Celebrities running for office is nothing new in California, where voters elected Ronald Reagan and Arnold Schwarzenegger, the latter in a special recall election in 2003 that ousted Gov. Gray Davis. But Ms. Jenner is a political unknown in the state, where it is notoriously expensive to campaign for statewide office.
Despite criticism of Mr. Newsom’s handling of the pandemic and other controversies, a recent poll found that just 40 percent of the state’s voters would support a recall of the governor. No other Democrat has entered the race, and elected Democrats have repeatedly pledged to stick by Mr. Newsom, helping to shore up his support among Latino, Asian and Black voters in particular.
The race would come at a time of steep challenges for California. In addition to the pandemic, the state is likely to face another drought for the second time in less than a decade.
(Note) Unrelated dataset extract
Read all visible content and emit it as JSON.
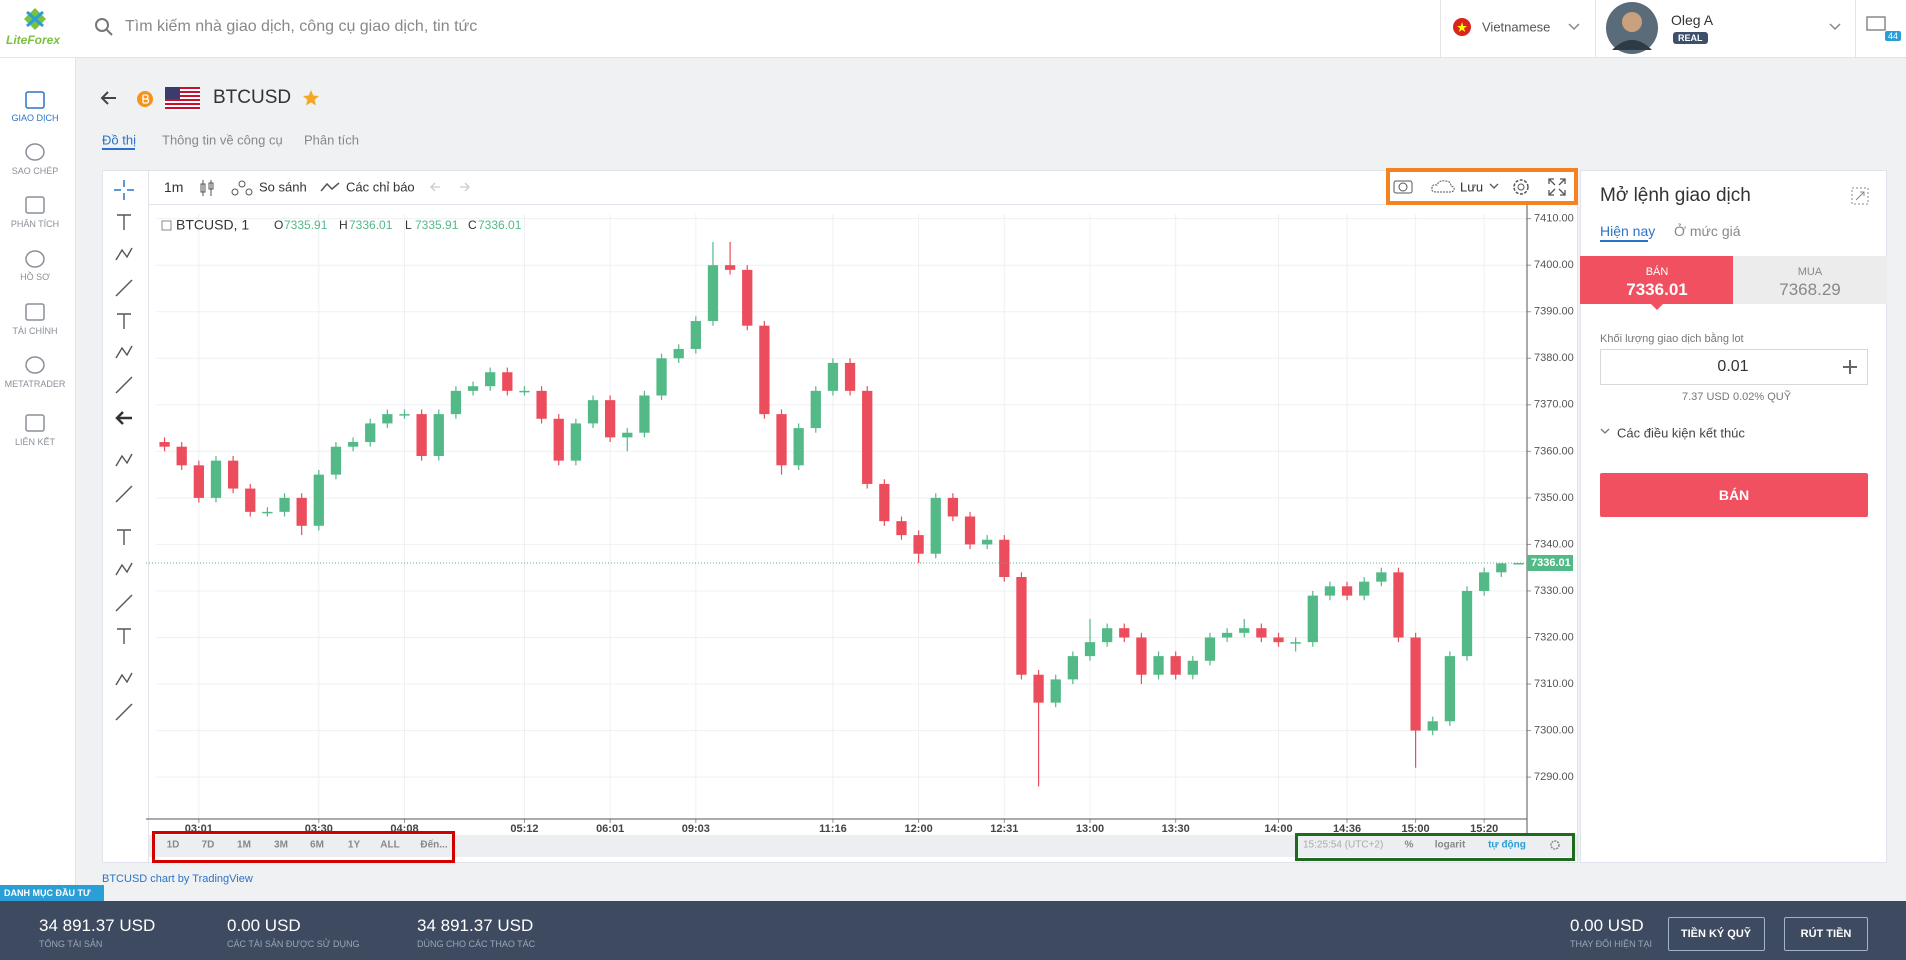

Ms. Jenner, whose candidacy was earlier reported by Axios, chose to run after meeting with several advisers who also worked for former President Donald J. Trump, which could complicate her chances in California. Democrats have repeatedly painted the recall effort as a plan supported largely by far-right extremists. Ms. Jenner supported Mr. Trump early on when he ran for president, but withdrew her support in 2018 after his administration repeatedly attacked transgender rights.